DM has an additive deleterious effect on LV function and deformation in patients after acute MI, and HbA1c was independently associated with impaired LV myocardial strain.
糖尿病(DM)被认为是心肌梗死(MI)的主要危险因素,患有 DM 的 MI 患者预后不良。因此,我们旨在研究 DM 对急性 MI 后 LV 变形的附加影响。
纳入 113 例无 DM 的 MI 患者[MI(DM-)]、95 例有 DM 的 MI 患者[MI(DM+)]和 71 例接受 CMR 扫描的对照受试者。测量 LV 功能、梗死面积和 LV 径向、环向和纵向方向的整体峰值应变。根据 HbA1c 水平(<7.0% 和≥7.0%),将 MI(DM+)患者分为两个亚组。使用多变量线性回归分析评估所有 MI 患者和 MI(DM+)患者的 LV 整体心肌应变降低的决定因素。
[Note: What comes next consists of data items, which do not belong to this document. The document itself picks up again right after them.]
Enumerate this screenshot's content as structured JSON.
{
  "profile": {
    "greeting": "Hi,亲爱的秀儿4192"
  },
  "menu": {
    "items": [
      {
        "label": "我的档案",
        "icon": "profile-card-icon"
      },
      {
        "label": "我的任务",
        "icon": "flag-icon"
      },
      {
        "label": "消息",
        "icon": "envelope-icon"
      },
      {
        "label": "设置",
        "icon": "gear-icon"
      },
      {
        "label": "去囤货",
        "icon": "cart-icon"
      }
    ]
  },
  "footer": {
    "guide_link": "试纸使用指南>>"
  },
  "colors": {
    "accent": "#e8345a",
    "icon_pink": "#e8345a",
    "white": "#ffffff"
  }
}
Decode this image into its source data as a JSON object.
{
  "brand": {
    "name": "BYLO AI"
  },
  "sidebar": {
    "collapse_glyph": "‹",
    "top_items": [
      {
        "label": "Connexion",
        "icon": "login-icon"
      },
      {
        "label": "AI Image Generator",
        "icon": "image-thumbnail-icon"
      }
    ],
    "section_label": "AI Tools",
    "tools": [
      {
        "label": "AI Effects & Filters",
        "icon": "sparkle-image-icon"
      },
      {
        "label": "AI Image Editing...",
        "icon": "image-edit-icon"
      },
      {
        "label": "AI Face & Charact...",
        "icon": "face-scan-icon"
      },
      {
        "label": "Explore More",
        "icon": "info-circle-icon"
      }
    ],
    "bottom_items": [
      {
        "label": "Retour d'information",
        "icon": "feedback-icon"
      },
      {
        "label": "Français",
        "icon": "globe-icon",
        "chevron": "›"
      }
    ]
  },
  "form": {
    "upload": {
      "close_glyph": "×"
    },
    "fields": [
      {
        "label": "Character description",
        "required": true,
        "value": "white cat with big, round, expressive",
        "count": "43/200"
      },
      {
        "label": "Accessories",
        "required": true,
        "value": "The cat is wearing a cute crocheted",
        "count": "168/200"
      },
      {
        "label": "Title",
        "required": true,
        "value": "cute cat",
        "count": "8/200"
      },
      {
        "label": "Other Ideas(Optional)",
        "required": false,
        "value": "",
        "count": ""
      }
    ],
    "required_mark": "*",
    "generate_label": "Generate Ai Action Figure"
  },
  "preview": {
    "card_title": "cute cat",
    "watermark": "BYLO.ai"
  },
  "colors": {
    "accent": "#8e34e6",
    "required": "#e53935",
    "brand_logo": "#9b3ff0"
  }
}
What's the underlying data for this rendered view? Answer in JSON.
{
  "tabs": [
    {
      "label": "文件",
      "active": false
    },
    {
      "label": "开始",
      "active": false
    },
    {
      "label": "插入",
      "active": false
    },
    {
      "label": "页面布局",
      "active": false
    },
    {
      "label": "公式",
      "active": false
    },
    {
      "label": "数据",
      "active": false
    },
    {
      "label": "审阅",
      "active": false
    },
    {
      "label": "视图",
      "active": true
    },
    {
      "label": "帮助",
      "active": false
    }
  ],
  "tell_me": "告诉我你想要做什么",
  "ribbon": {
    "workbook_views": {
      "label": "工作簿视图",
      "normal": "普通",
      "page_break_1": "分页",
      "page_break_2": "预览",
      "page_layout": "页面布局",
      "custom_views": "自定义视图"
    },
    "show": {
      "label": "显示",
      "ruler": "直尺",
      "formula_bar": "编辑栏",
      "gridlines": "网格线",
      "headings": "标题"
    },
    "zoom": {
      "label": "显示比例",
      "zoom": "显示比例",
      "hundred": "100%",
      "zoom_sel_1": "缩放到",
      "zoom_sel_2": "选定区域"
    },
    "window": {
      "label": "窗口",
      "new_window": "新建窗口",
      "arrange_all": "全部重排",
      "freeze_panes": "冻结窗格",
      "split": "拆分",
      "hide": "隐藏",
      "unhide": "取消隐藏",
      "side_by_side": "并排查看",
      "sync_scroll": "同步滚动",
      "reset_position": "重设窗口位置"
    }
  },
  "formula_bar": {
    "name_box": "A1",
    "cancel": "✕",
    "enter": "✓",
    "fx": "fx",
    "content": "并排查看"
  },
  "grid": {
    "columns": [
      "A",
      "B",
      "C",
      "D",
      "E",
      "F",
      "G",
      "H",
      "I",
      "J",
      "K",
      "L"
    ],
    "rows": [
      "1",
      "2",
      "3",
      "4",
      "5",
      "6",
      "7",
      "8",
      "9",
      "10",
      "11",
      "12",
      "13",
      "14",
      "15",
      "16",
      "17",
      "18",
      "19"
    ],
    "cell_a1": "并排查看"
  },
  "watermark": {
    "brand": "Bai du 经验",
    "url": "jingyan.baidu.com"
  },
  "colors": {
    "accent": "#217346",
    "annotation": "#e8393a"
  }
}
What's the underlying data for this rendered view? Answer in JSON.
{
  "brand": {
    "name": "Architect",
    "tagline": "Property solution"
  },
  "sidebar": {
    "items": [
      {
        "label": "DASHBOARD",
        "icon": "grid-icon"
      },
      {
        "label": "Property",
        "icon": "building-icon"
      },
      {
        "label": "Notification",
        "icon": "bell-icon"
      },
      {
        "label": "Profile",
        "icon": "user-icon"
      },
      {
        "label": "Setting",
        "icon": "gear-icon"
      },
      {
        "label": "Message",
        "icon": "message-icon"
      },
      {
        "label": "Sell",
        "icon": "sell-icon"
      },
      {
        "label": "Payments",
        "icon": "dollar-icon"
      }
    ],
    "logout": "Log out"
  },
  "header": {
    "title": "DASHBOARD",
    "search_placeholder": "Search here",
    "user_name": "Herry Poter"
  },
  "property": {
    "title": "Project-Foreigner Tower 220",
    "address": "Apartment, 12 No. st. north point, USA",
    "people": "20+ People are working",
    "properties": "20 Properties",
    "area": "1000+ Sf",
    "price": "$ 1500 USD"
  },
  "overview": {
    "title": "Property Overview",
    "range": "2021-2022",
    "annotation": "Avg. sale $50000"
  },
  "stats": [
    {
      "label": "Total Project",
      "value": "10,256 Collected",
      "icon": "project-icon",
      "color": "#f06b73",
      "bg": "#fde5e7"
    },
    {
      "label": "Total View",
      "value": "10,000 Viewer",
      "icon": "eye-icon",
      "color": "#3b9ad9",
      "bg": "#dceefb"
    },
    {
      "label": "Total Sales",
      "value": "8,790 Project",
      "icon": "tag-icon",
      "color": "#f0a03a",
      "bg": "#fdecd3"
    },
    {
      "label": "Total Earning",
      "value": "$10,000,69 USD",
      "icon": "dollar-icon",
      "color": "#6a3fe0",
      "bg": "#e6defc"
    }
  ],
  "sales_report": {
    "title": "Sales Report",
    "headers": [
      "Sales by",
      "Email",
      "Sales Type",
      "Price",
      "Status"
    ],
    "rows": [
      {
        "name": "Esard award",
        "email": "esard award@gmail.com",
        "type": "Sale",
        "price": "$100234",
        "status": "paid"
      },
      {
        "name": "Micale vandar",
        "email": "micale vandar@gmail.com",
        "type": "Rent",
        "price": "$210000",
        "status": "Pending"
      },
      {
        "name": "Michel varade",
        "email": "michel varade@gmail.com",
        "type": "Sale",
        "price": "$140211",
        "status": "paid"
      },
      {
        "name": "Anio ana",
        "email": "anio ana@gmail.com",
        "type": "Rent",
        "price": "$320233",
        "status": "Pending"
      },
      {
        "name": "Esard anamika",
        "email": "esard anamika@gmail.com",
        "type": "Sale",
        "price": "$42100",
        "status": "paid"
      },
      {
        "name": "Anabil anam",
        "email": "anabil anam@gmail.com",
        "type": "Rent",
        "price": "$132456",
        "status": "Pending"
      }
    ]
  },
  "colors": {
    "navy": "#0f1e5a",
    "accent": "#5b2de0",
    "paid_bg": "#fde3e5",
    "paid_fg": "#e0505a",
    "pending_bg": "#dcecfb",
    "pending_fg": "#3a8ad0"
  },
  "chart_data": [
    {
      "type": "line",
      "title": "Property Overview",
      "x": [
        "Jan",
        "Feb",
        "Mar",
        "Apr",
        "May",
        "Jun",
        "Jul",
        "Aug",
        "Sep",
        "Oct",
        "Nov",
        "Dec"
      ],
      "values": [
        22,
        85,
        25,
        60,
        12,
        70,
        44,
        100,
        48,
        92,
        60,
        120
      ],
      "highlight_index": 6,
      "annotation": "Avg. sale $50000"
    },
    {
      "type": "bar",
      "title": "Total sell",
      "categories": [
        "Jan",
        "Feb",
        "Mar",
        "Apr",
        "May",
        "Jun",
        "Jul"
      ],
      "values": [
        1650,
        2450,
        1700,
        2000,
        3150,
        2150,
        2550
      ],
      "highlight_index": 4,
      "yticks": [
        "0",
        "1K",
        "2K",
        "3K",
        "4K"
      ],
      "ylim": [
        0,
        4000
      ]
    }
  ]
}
与对照受试者相比,MI(DM-)和 MI(DM+)患者的 LV 舒张末期和收缩末期容积指数更高,LV 射血分数更低。LV 整体峰值应变从对照组逐渐下降至 MI(DM-)组再至 MI(DM+)组(均 p<0.05)。亚组分析显示,血糖控制不佳的 MI(DM+)患者的 LV 整体径向 PS 和纵向 PS 均较血糖控制良好的患者差(均 p<0.05)。DM 是急性 MI 后患者 LV 整体峰值应变在径向、环向和纵向方向受损的独立决定因素(β=-0.166、0.164 和 0.262,均 p<0.05)。HbA1c 水平与 MI(DM+)患者 LV 整体径向 PS(β=-0.209,p=0.025)和纵向 PS(β=0.221,p=0.010)降低独立相关。
DM 对急性 MI 后患者的 LV 功能和变形具有附加的有害影响,HbA1c 与 LV 心肌应变受损独立相关。